The model's ability to accurately predict house prices relies on the assumption that the selected features—house age, distance to convenience stores, and distance to the nearest MRT station—retain their significance in today's real estate context. Given the dynamic nature of the housing market, changes in economic conditions, urban development, and societal preferences may have altered the relevance of these features over time.

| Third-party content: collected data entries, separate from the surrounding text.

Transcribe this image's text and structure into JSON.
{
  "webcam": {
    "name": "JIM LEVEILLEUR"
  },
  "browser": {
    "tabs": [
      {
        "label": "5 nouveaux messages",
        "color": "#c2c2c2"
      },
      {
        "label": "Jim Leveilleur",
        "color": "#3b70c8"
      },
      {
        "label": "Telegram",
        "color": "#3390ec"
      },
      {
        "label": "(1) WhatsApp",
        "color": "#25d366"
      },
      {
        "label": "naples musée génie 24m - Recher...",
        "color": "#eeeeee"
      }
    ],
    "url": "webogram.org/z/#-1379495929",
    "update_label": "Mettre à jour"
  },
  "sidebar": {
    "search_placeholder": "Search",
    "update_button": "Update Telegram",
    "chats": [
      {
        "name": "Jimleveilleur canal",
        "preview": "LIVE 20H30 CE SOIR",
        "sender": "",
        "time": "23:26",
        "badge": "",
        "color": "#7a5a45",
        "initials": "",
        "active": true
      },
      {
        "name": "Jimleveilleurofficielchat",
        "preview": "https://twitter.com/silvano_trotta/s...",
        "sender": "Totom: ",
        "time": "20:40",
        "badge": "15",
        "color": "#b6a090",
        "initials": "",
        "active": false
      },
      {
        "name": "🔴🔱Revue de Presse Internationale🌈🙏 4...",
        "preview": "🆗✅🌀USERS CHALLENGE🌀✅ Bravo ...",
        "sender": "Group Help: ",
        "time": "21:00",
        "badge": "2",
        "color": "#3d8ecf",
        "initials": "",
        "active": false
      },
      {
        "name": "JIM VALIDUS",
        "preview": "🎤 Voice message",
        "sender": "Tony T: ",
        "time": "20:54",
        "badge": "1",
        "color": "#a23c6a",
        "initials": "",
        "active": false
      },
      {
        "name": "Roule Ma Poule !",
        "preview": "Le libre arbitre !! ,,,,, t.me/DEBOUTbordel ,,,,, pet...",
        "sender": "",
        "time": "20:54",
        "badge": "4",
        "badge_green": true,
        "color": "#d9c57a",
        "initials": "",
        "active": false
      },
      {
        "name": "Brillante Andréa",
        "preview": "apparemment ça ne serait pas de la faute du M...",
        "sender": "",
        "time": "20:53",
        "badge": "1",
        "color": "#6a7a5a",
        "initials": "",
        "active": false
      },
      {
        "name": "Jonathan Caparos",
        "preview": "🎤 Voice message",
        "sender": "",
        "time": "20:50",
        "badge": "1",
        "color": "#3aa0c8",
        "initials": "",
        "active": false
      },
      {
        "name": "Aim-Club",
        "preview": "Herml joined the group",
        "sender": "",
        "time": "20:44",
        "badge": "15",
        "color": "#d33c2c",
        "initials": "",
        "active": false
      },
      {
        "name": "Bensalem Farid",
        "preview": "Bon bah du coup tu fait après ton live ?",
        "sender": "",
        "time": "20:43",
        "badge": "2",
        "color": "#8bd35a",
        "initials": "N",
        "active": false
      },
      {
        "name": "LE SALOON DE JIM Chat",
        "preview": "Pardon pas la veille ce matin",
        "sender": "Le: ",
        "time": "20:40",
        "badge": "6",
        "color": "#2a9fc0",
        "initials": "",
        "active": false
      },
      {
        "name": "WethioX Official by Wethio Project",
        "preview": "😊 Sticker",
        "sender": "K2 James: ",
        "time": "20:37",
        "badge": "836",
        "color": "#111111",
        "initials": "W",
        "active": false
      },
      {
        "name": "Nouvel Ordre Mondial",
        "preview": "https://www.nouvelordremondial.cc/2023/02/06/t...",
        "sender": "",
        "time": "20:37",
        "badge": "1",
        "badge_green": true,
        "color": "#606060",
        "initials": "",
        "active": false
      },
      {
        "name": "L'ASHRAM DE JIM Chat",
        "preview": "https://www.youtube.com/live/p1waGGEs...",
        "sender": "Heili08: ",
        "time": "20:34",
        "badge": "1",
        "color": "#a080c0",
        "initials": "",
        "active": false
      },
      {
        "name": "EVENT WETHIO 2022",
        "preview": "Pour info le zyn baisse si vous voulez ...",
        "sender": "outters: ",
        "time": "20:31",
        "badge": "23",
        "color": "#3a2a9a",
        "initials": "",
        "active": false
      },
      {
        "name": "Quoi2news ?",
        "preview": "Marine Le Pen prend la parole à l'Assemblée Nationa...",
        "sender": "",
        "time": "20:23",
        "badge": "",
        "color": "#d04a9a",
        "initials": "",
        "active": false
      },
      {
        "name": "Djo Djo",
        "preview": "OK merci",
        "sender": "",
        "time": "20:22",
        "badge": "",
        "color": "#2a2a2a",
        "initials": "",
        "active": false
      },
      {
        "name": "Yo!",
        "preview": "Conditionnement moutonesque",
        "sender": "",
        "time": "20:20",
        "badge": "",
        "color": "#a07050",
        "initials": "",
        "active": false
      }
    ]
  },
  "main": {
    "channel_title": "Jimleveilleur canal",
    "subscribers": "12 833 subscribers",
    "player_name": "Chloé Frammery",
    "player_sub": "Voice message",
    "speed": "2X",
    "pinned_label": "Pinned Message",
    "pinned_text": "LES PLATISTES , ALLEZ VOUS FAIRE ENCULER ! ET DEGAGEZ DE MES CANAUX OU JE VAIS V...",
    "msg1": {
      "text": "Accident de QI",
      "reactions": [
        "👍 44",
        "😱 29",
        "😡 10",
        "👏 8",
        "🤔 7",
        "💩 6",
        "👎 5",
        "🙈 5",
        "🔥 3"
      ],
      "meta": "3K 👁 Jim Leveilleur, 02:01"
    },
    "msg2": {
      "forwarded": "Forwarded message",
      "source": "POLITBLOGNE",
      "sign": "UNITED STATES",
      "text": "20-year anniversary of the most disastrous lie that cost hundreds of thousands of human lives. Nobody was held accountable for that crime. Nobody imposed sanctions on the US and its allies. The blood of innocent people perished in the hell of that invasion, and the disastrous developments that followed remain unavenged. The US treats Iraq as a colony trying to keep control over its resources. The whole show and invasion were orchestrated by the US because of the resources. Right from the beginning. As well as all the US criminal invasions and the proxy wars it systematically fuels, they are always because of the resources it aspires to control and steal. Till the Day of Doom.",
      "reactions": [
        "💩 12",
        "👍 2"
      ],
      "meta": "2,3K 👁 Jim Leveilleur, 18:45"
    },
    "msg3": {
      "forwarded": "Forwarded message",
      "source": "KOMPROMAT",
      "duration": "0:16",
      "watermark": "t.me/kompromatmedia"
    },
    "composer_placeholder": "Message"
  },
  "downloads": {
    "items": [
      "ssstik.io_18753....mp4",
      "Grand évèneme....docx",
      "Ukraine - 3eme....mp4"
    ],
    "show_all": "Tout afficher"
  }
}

Furthermore, while the model identifies significant relationships between the chosen features and house prices, it's essential to recognize the potential existence of other unexplored variables that could exert a stronger influence on property values. These unaccounted-for factors may possess considerable predictive power and could significantly impact house prices in ways not captured by the model.

Continued monitoring of market trends and consideration of additional influential factors will be used as the market evolves.